Edit 2: Out of interest I just remuxed the film without subtitles, resulting in a file 56KB smaller in size. I can only assume that the subtitles are stored in text format in the MP4.

Edit 3: I can't stop playing now. smile.gif I've just loaded the muxed MP4 into Yamb 2.0.0.7 and it describes the subtitle stream as "Timed - Timed text (3GPP)". IIRC Media Player Classic cannot render the subtitles.
kl33per
QUOTE(Synthetic Soul @ Aug 29 2007, 23:57) *

Edit: I have Yamb here at work, and it accepts SRT also - so I guess it is inherent MP4Box functionality.

Edit 2: Out of interest I just remuxed the film without subtitles, resulting in a file 56KB smaller in size. I can only assume that the subtitles are stored in text format in the MP4.
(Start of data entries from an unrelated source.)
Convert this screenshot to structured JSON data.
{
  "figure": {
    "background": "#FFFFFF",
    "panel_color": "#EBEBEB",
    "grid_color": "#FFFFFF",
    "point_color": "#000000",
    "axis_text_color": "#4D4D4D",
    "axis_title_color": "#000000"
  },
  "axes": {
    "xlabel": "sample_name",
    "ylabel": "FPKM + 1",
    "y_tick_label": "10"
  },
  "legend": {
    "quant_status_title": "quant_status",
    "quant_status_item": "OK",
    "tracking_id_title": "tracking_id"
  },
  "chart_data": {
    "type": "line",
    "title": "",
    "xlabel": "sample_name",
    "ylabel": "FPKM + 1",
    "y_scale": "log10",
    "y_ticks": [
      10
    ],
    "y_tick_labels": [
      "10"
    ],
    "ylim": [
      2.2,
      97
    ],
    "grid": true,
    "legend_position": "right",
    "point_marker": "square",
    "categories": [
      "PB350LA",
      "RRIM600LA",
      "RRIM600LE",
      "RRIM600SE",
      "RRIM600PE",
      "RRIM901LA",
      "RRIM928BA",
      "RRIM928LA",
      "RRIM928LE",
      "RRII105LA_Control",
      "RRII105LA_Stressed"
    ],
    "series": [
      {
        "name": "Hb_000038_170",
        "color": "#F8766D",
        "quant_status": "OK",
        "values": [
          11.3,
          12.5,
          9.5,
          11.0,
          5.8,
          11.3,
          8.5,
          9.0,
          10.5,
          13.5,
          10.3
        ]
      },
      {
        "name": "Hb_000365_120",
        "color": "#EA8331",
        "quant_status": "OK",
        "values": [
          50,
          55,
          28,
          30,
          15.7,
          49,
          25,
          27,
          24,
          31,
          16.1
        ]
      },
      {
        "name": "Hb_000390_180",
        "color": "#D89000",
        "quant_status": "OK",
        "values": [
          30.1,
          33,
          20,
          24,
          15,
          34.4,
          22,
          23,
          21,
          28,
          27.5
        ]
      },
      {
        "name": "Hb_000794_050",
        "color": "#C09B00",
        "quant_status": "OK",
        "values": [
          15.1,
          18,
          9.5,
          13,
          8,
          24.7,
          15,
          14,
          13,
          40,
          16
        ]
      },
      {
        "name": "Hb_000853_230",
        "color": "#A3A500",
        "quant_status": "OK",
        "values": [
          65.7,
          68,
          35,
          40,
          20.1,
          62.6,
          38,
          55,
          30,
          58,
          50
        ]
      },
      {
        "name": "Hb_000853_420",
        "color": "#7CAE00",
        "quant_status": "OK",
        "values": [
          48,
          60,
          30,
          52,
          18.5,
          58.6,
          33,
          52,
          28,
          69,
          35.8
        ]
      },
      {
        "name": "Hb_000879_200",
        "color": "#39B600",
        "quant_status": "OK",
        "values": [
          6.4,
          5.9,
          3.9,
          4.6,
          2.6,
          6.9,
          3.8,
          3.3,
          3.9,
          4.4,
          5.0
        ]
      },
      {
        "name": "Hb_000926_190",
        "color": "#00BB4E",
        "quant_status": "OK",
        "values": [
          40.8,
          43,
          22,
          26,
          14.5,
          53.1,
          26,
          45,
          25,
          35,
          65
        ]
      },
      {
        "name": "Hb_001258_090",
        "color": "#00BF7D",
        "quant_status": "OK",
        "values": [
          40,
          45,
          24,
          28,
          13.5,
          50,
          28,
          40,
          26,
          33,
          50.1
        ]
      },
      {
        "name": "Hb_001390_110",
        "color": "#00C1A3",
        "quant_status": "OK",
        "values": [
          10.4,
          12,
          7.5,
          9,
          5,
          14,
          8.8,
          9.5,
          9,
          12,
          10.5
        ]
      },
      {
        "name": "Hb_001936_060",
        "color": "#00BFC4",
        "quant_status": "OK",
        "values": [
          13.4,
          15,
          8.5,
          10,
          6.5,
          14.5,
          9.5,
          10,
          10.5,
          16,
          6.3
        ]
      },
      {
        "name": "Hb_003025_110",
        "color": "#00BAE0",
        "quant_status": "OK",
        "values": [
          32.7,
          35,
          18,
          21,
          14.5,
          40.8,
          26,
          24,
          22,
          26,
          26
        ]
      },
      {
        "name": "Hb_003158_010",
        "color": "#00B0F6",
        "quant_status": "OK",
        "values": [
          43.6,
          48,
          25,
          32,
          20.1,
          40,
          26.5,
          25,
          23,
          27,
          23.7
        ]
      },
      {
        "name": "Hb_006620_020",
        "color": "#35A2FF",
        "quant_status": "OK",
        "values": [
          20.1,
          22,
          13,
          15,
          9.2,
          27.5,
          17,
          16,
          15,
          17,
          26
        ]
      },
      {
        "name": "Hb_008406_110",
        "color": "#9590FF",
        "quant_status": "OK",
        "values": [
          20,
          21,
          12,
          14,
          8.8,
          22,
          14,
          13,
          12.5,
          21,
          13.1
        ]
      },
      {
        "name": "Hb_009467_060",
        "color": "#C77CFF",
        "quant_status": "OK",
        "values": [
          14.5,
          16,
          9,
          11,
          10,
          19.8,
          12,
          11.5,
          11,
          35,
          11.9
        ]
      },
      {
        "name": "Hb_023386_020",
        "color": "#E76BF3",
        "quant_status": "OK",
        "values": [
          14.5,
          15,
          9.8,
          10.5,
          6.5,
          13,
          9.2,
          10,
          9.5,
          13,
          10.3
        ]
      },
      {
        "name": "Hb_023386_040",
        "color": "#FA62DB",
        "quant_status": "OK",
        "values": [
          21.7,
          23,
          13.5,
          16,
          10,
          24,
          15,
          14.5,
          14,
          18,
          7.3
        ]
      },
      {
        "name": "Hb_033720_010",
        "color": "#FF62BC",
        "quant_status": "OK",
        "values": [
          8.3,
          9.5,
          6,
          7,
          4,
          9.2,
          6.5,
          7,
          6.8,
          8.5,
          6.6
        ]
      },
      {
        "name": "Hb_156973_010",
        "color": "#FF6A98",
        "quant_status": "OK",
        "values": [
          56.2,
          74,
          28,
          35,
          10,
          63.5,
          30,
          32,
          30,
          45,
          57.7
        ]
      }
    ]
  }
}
Edit 3: I can't stop playing now. smile.gif I've just loaded the muxed MP4 into Yamb 2.0.0.7 and it describes the subtitle stream as "Timed - Timed text (3GPP)". IIRC Media Player Classic cannot render the subtitles.

Yamb can accept SRT files as input, but it will convert them to 3GPP Timed Text as specified in MPEG-4 Part 17. TTXT files are a lot more powerful than SRT files. Media Player Classic can render it as long as you use the Haalie Media Splitter and VSFilter. I believe VideoLAN can also play back subtitles of this nature. The best way to create TTXT files for MP4 is to use SubRip to rip straight to that format and then manually edit the file to specify position and font details.